The first major step from speaker verification by humans towards speaker verification by computers was made by Lawrence Kersta when he developed spectrographic voice verification at Bell Labs in the early 1960s. He introduced the term voiceprint for a spectrogram, which was generated by a complicated electro-mechanical device, and his verification algorithm was based upon visual comparison of these voiceprints [Kersta1962]. Although the term voiceprint is a misnomer [Broeders1995] and visual voiceprint comparison cannot cope with the intrinsic physical and linguistic variation in speech, the work by Kersta paved the way for the introduction of automatic speaker verification.

The state-of-the-art approach to automatic speaker verification is to build a stochastic model of a speaker, based on speaker characteristics extracted from the available amount of training speech. During verification, the speaker characteristics extracted from the test speech are compared to the model. If the match is close enough, it is safe to assume that training and test speech were uttered by the same speaker. Extensive overviews of automatic speaker verification technology are presented in [Doddington1985,OShaughnessy1986,Furui1994]. The applications of automatic speaker verification are numerous [Boves1998,Markowitz1999], and can be categorized into civil and forensic applications.

This thesis consists of five papers, preceded by an introductory review. The organization of the introduction is as follows: In chapter 1, speaker verification is placed in the context of other biometric verification technologies, which use an individual's distinguishing traits for identity verification purposes. The fundamentals of speaker verification based on stochastic speaker modeling are described in chapter 2. Potential applications of speaker verification are discussed in chapter 3, in the form of some case studies. The body of this thesis consists of a number of papers published in (or submitted to) scientific journals, covering various topics in automatic speaker verification.

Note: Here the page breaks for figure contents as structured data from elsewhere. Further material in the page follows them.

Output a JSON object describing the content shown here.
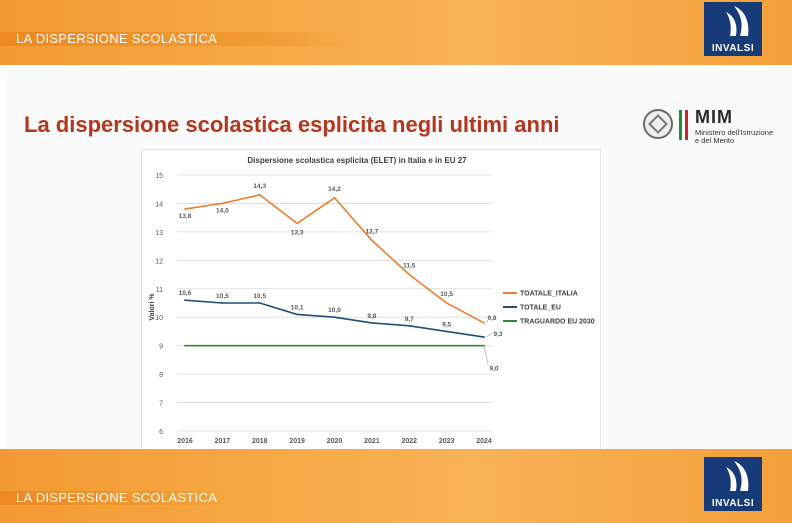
{
  "header": {
    "label": "LA DISPERSIONE SCOLASTICA",
    "logo_text": "INVALSI"
  },
  "footer": {
    "label": "LA DISPERSIONE SCOLASTICA",
    "logo_text": "INVALSI"
  },
  "slide": {
    "title": "La dispersione scolastica esplicita negli ultimi anni"
  },
  "ministry": {
    "acronym": "MIM",
    "line1": "Ministero dell'Istruzione",
    "line2": "e del Merito"
  },
  "colors": {
    "italia": "#ed7d31",
    "eu": "#1f4e79",
    "target": "#2e8b3a",
    "title_red": "#b5361c",
    "band_orange": "#f5a13c",
    "invalsi_blue": "#173a78"
  },
  "chart_data": {
    "type": "line",
    "title": "Dispersione scolastica esplicita (ELET) in Italia e in EU 27",
    "ylabel": "Valori %",
    "xlabel": "",
    "x": [
      "2016",
      "2017",
      "2018",
      "2019",
      "2020",
      "2021",
      "2022",
      "2023",
      "2024"
    ],
    "ylim": [
      6,
      15
    ],
    "yticks": [
      "6",
      "7",
      "8",
      "9",
      "10",
      "11",
      "12",
      "13",
      "14",
      "15"
    ],
    "legend_position": "right",
    "grid": true,
    "series": [
      {
        "name": "TOATALE_ITALIA",
        "color": "#ed7d31",
        "values": [
          13.8,
          14.0,
          14.3,
          13.3,
          14.2,
          12.7,
          11.5,
          10.5,
          9.8
        ],
        "labels": [
          "13,8",
          "14,0",
          "14,3",
          "13,3",
          "14,2",
          "12,7",
          "11,5",
          "10,5",
          "9,8"
        ]
      },
      {
        "name": "TOTALE_EU",
        "color": "#1f4e79",
        "values": [
          10.6,
          10.5,
          10.5,
          10.1,
          10.0,
          9.8,
          9.7,
          9.5,
          9.3
        ],
        "labels": [
          "10,6",
          "10,5",
          "10,5",
          "10,1",
          "10,0",
          "9,8",
          "9,7",
          "9,5",
          "9,3"
        ]
      },
      {
        "name": "TRAGUARDO EU 2030",
        "color": "#2e8b3a",
        "values": [
          9.0,
          9.0,
          9.0,
          9.0,
          9.0,
          9.0,
          9.0,
          9.0,
          9.0
        ],
        "labels": [
          "",
          "",
          "",
          "",
          "",
          "",
          "",
          "",
          "9,0"
        ]
      }
    ]
  }
}
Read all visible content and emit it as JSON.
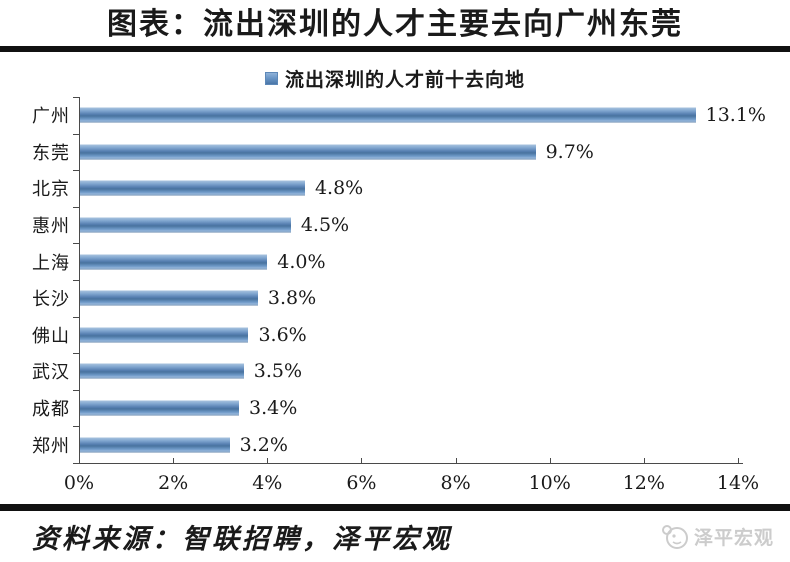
{
  "figure": {
    "title": "图表：流出深圳的人才主要去向广州东莞"
  },
  "chart_data": {
    "type": "bar",
    "orientation": "horizontal",
    "legend": "流出深圳的人才前十去向地",
    "legend_position": "top",
    "categories": [
      "广州",
      "东莞",
      "北京",
      "惠州",
      "上海",
      "长沙",
      "佛山",
      "武汉",
      "成都",
      "郑州"
    ],
    "values": [
      13.1,
      9.7,
      4.8,
      4.5,
      4.0,
      3.8,
      3.6,
      3.5,
      3.4,
      3.2
    ],
    "value_labels": [
      "13.1%",
      "9.7%",
      "4.8%",
      "4.5%",
      "4.0%",
      "3.8%",
      "3.6%",
      "3.5%",
      "3.4%",
      "3.2%"
    ],
    "x_ticks": [
      "0%",
      "2%",
      "4%",
      "6%",
      "8%",
      "10%",
      "12%",
      "14%"
    ],
    "x_tick_values": [
      0,
      2,
      4,
      6,
      8,
      10,
      12,
      14
    ],
    "xlim": [
      0,
      14
    ],
    "grid": false,
    "bar_color": "#6b97c7",
    "bar_color_dark": "#49739f",
    "bar_color_light": "#a9c3df"
  },
  "footer": {
    "source": "资料来源：智联招聘，泽平宏观",
    "brand": "泽平宏观"
  }
}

These papers are summarized and placed in context in chapter 4. The major conclusions of the research are reported in chapter 5, and the integral versions of the papers are published in the last chapter of this thesis.

List of publications included in this thesis

J.W. Koolwaaij, L. Boves, ''The concept of model check in speaker verification'', Submitted for publication in Speech Communication.
J.W. Koolwaaij, L. Boves, ''Local normalization and delayed decision making in speaker detection and tracking'', Special Issue of Digital Signal Processing: A Review Journal on the NIST Speaker Recognition Workshop, Volume 10, Number 1-3, pp. 113-132, 2000.
F. Bimbot, M. Blomberg, L. Boves, D. Genoud, H.-P. Hutter, C. Jaboulet, J.W. Koolwaaij, J. Lindberg, J.-B. Pierrot, ''An overview of the CAVE project research activities in speaker verification'', Speech Communication, Vol 31, Number 2-3, pp. 155-180, 2000.
J.W. Koolwaaij, L. Boves, ''On decision making in forensic casework'', Forensic Linguistics, the International Journal of Speech, Language and the Law, Vol. 6, Number 2, pp. 242-264, 1999.
L. Boves, J.W. Koolwaaij, ''Speaker verification in WWW applications'', Proceedings of RLA2C: la Reconnaissance du Locuteur et ses Applications Commerciales et Criminalistiques, Avignon, France, pp. 178-181, 1998.

The following cartoon (in Dutch, clipped by Eric Sanders) says:
'No hassle with keys anymore, it recognizes the voice, unless he comes from the pub'.